Why Alphabet?

Laurence de Looze author of the forthcoming UTP title, The Letter and the Cosmos: How the Alphabet has Shaped the Western View of the World, gives his opinion on Google’s recent news. 

If the business world is delighted that Google will now morph into an umbrella company called “Alphabet,” more than one person has asked the question: “Why ‘Alphabet’?” Once again, Google has nailed it perfectly.

The new name for the Google parent company is confirmation of the thesis put forward in my forthcoming UTP book, The Letter and the Cosmos: How the Alphabet has Shaped the Western View of the World, namely that the alphabet is a lens which our culture has used to understand the world from the ancient Greeks to the present day. What Google is referencing in its new name is the fact that our ABCs are a conceptual order that not only helps us make sense of reality but also creates our reality in part. For example, we think of it as “natural” to put things in alphabetical order; we use the expression “A to Z” to suggest all-inclusiveness; we teach the alphabet to first-graders, sending the message that socialization and the twenty-six letters go hand in hand; and we regularly “find” alphabetical letters in the shapes of objects and buildings in our daily world.

Google has long had a greeting card program for which the letters were the tops of buildings as seen from above. This geographic alphabet implicitly saw us as stamping our letters all over the globe, whether or not it was not an architect’s intention to do so. Furthermore, since the program allowed users to add new letter-buildings it also encouraged people to “find” alphabetic shapes in their environs.

Now Google has adopted the alphabet as the overarching compendium for all of its various activities, from internet search engines to self-driving cars to You Tube. What Larry Page and his associates have understood is that the twenty-six letters of the alphabet are the perfect model for a company that aspires to be all-encompassing. Alphabets, which worldwide have never comprised more than about thirty-two letters at most, have nevertheless been capable of infinite invention and expression. They have adapted to language after language, idea after idea, message after message. The alphabet proves all-containing while at the same time it is supple and flexible, able to respond to any kind of circumstance or eventuality.

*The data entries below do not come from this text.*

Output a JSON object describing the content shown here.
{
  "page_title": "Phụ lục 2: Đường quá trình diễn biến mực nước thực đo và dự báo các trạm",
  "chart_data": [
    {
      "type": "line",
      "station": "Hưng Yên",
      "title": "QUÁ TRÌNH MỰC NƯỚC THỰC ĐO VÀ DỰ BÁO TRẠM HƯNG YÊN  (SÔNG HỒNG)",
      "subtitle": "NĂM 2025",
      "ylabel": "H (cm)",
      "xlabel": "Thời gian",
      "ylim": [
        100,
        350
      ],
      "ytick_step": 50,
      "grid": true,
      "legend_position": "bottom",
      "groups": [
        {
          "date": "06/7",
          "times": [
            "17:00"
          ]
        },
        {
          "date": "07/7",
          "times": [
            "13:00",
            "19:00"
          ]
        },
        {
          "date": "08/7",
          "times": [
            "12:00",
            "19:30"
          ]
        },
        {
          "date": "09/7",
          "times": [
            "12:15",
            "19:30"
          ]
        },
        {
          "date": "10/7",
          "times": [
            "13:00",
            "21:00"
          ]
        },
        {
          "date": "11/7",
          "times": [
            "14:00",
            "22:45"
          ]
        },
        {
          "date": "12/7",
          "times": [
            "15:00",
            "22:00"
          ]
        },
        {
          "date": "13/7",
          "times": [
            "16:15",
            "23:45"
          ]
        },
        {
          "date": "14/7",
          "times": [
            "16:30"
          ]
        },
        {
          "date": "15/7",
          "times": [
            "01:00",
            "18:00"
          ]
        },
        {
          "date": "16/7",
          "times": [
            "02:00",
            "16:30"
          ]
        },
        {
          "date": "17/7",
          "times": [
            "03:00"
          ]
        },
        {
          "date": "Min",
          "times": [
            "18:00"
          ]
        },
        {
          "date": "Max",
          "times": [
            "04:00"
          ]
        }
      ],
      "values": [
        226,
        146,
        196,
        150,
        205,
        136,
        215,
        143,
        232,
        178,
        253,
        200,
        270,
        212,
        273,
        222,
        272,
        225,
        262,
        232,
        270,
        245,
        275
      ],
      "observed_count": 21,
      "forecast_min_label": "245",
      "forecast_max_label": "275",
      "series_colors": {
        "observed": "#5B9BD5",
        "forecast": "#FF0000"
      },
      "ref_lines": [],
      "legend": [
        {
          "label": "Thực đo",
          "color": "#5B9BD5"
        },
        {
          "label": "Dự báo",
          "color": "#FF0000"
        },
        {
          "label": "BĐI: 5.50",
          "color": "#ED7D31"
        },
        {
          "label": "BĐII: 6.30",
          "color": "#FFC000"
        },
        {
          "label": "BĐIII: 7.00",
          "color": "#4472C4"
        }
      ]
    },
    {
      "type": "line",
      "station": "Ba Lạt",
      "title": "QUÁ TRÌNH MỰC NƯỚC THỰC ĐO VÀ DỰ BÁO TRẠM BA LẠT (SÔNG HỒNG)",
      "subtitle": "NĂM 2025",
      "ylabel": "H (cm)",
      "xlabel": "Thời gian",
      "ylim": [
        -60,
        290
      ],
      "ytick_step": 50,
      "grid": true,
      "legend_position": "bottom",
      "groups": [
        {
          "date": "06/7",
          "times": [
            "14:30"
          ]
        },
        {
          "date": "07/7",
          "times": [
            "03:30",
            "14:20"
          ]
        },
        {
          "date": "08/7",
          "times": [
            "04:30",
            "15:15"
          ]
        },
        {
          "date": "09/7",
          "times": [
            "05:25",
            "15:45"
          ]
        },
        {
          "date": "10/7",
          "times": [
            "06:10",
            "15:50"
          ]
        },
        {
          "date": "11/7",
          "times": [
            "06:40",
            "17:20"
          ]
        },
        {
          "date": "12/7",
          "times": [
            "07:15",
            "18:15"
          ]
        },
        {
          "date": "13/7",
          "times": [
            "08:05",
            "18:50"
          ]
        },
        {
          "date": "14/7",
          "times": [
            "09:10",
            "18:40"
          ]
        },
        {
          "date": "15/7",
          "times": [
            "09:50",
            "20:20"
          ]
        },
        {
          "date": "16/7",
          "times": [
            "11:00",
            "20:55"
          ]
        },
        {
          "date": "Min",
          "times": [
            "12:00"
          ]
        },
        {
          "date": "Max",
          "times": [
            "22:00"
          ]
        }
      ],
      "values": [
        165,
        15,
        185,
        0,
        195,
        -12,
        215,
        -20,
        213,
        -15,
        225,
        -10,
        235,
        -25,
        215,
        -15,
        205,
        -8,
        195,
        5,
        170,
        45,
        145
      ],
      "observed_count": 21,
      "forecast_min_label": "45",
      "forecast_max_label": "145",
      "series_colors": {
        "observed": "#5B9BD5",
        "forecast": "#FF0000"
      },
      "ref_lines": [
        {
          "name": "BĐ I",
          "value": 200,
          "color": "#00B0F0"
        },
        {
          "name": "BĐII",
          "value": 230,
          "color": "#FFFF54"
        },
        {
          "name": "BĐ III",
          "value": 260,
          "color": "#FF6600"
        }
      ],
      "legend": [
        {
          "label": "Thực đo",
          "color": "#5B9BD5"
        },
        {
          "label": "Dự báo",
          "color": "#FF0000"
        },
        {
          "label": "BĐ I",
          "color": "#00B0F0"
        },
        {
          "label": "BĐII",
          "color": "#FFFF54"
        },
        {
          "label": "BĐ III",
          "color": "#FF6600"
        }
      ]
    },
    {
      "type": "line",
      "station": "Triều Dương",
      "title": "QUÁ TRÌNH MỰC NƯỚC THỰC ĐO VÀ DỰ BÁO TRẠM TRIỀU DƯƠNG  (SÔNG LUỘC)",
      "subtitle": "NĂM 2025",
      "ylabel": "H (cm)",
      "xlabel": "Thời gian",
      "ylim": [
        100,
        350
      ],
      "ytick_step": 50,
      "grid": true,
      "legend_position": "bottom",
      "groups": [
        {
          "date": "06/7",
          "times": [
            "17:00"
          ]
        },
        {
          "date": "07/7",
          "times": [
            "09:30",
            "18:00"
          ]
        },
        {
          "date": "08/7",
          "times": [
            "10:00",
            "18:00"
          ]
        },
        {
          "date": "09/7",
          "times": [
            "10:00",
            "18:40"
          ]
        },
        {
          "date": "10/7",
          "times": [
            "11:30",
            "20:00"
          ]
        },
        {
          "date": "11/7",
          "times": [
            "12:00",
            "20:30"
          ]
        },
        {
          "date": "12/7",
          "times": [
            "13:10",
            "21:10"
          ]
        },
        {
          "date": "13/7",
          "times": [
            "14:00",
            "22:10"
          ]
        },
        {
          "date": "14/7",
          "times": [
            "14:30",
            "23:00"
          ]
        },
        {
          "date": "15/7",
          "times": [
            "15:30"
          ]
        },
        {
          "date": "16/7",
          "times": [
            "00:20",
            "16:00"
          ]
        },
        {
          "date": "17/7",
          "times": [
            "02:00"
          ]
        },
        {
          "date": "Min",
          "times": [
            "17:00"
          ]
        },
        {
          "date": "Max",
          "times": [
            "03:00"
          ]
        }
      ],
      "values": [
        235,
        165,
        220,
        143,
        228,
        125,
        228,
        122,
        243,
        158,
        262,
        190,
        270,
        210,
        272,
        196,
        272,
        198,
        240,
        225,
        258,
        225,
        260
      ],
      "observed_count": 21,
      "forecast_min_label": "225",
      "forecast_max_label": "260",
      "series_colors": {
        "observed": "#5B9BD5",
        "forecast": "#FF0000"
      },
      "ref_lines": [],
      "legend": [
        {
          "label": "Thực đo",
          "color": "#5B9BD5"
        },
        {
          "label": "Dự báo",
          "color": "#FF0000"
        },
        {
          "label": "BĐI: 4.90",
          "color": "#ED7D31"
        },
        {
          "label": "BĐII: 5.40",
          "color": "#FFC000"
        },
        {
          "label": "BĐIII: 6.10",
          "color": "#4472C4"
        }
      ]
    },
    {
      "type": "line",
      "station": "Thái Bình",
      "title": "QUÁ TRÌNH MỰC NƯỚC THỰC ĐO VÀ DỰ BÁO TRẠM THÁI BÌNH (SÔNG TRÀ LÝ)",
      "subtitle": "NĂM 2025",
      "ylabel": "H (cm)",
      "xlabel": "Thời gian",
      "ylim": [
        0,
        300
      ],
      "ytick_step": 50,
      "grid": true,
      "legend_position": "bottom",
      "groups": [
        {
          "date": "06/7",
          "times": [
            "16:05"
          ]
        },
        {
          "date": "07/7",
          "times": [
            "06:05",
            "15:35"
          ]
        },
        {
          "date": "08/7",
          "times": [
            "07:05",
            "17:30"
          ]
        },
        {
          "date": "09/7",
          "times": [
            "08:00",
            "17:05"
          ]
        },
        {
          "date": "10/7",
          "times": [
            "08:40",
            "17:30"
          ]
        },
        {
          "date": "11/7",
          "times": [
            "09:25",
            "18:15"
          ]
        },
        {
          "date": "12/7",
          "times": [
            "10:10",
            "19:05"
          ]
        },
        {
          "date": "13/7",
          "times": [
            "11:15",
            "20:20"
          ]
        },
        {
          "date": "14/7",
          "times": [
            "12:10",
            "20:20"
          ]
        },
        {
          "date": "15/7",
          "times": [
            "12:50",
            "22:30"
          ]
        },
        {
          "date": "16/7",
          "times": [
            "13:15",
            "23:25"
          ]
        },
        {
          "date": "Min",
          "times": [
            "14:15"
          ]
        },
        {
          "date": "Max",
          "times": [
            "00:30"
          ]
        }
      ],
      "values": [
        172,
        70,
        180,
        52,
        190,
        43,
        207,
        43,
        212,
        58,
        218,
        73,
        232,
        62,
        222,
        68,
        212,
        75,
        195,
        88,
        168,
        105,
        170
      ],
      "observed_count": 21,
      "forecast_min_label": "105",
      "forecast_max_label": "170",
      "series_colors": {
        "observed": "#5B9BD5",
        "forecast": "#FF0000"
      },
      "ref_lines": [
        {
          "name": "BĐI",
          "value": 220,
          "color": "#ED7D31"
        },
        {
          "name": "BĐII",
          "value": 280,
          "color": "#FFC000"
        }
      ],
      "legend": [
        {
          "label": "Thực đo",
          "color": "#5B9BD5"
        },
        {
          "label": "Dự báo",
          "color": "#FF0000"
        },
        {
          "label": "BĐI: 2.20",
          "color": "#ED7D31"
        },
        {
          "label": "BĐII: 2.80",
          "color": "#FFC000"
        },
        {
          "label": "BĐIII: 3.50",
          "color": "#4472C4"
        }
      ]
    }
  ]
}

This is the message of both The Letter and the Cosmos and Google’s new name. The UTP book begins with the ancient Greeks and traces how in period after period of Western culture the alphabet has been used as a means for ordering and understanding the world. Larry Page’s new umbrella company looks to the future and sees the way in which the alphabet is really the perfect expression of what he hopes will become a Google Earth.